October 23rd, 2020


Undersold: Trump would honor Obama's foreign deals (but make them better, of course)

Amber Phillips

By Amber Phillips

Published March 14, 2016

While the rest of the Republicans running for president vow to overturn or even tear up President Obama's most significant international agreements on their first day as president, Donald Trump has a different approach. The dealmaker-in-chief has indicated he'd actually keep those deals, but he'd also make them better.

Take two that were heavily debated in Thursday's Republican debate in Miami: The Iranian nuclear deal and the historic reopening of diplomatic relations with Cuba.

It's true that Trump hates the Iran nuclear deal. He thinks it's "maybe the worst deal I've ever seen." But while his opponent Sen. Ted Cruz, R-Texas, wants to "rip it to shreds," Trump would try to rework it.

"This is a perfect example of taking over a bad contract," he told MSNBC's "Morning Joe" a few months back. "I will find something in that contract that will be very, very well-scrutinized by us, and I think they will not be able to do it, whatever it may be."

Trump actually acknowledged in that interview that he wasn't taking the politically easy road by agreeing to keep the Iran deal intact. Just 4 percent of Republicans think the deal makes America safer, according to a Quinnipiac Poll conducted in August as the deal was being debated in Congress. He took some flak for his position in Thursday's debate, too. Cruz accused him of not understanding the gravity of Iran's leaders' death wish for America.

But Trump has said it just wouldn't be very business-like to walk away from an inked deal.

"I know it would be very popular for me to do what a couple of 'em said - 'we're gonna rip it up,' 'we're gonna rip it up,'" he went on to tell "Morning Joe." "Iran is going to be an absolute terror, and it's horrible that we have to live with it. Nevertheless, we have a contract."

And on Cuba, Trump said Thursday that he thinks 50 years of isolation between the two countries is enough. But he's wary of how Obama went about reopening diplomatic relations with the country. Trump said he'd "probably" close the U.S. Embassy in Havana for a while. But he wouldn't cut off relations with Cuba or reverse the deal like Cruz and Sen. Marco Rubio, R-Fla., would.

Instead, Trump would - you guessed it - try to ink a better deal.

"So I don't agree with President Obama, I do agree something should be - should take place," Trump said. "After 50 years, it's enough time, folks. But we have to make a good deal and we have to get rid of all the litigation that's going to happen.

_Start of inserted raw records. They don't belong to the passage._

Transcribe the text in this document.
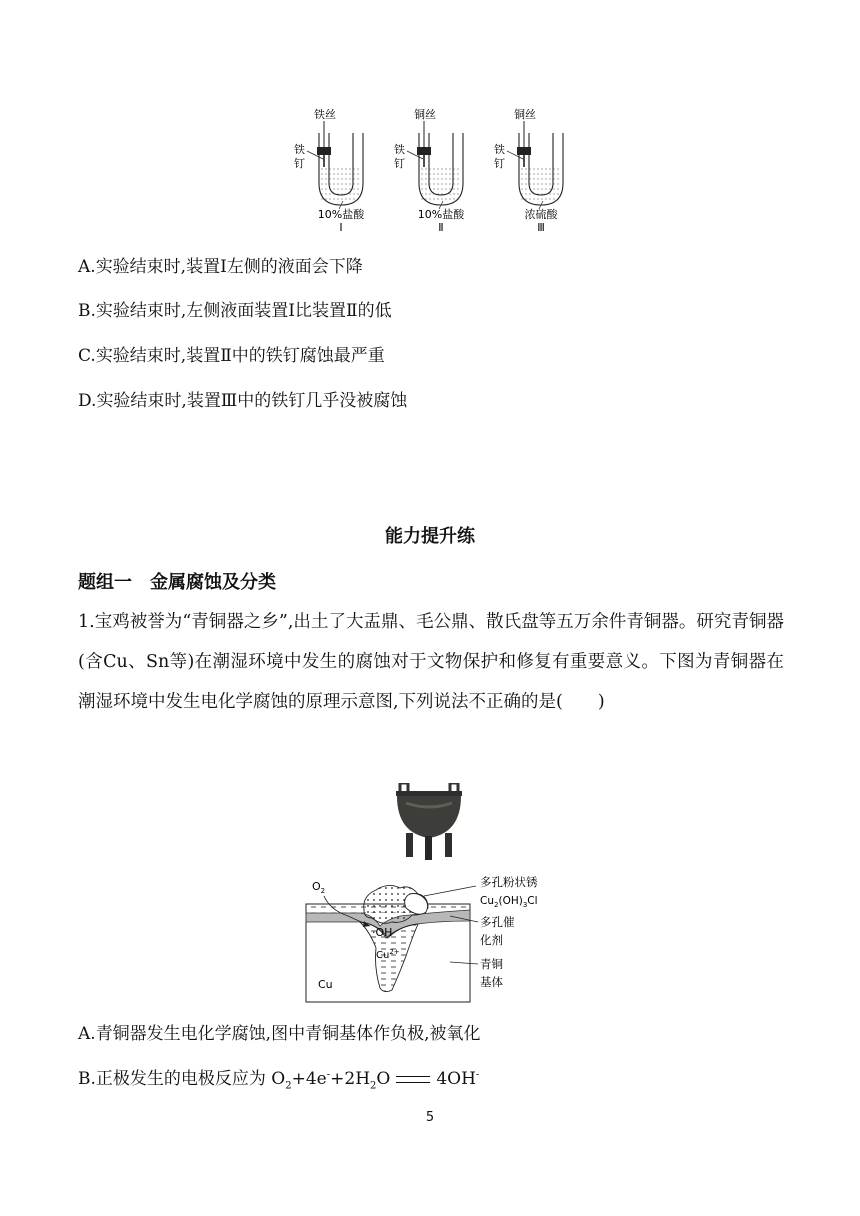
铁丝
铁
钉
10%盐酸
Ⅰ
铜丝
铁
钉
10%盐酸
Ⅱ
铜丝
铁
钉
浓硫酸
Ⅲ
A.实验结束时,装置Ⅰ左侧的液面会下降
B.实验结束时,左侧液面装置Ⅰ比装置Ⅱ的低
C.实验结束时,装置Ⅱ中的铁钉腐蚀最严重
D.实验结束时,装置Ⅲ中的铁钉几乎没被腐蚀
能力提升练
题组一　金属腐蚀及分类
1.宝鸡被誉为“青铜器之乡”,出土了大盂鼎、毛公鼎、散氏盘等五万余件青铜器。研究青铜器(含Cu、Sn等)在潮湿环境中发生的腐蚀对于文物保护和修复有重要意义。下图为青铜器在潮湿环境中发生电化学腐蚀的原理示意图,下列说法不正确的是(　　)
$O_2$
·OH
$Cu^{2+}$
Cu
多孔粉状锈
$Cu_2(OH)_3Cl$
多孔催
化剂
青铜
基体
A.青铜器发生电化学腐蚀,图中青铜基体作负极,被氧化
B.正极发生的电极反应为 $O_2+4e^-+2H_2O$	4OH-
5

"What I want is I want a much better deal to be made, because right now Cuba is making - as usual with our country, we don't make good deal. We don't have our right people negotiating; we have people that don't have a clue."

Politically, Trump's unwillingness to reverse Obama's international negotiations may not make much sense. Why signal you'd continue the policies of a president who's massively unpopular with the voters you're courting?

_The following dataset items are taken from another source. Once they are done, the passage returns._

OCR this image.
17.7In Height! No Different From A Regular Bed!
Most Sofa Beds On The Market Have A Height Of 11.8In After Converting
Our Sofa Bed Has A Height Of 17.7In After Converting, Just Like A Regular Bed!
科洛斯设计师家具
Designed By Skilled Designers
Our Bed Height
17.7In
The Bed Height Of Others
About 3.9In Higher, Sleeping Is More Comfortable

But for Trump, it makes sense. For one, voters seem to like his business background, so mentioning all the deal-making he'd do as president is a good way for him to talk that up. But Trump also indicated in that "Morning Joe" interview that improving upon deals is what he's good at.

"I have all my life - I love to buy bad contracts where . . . people go bust, and I make those contracts good," he said. "I buy buildings with horrible mortgages and I straighten out the mortgages, and I go after the banks, and I do lots of things."

In other words, taking a bad deal and making it great again worked for Trump in real estate. So why not do it as president?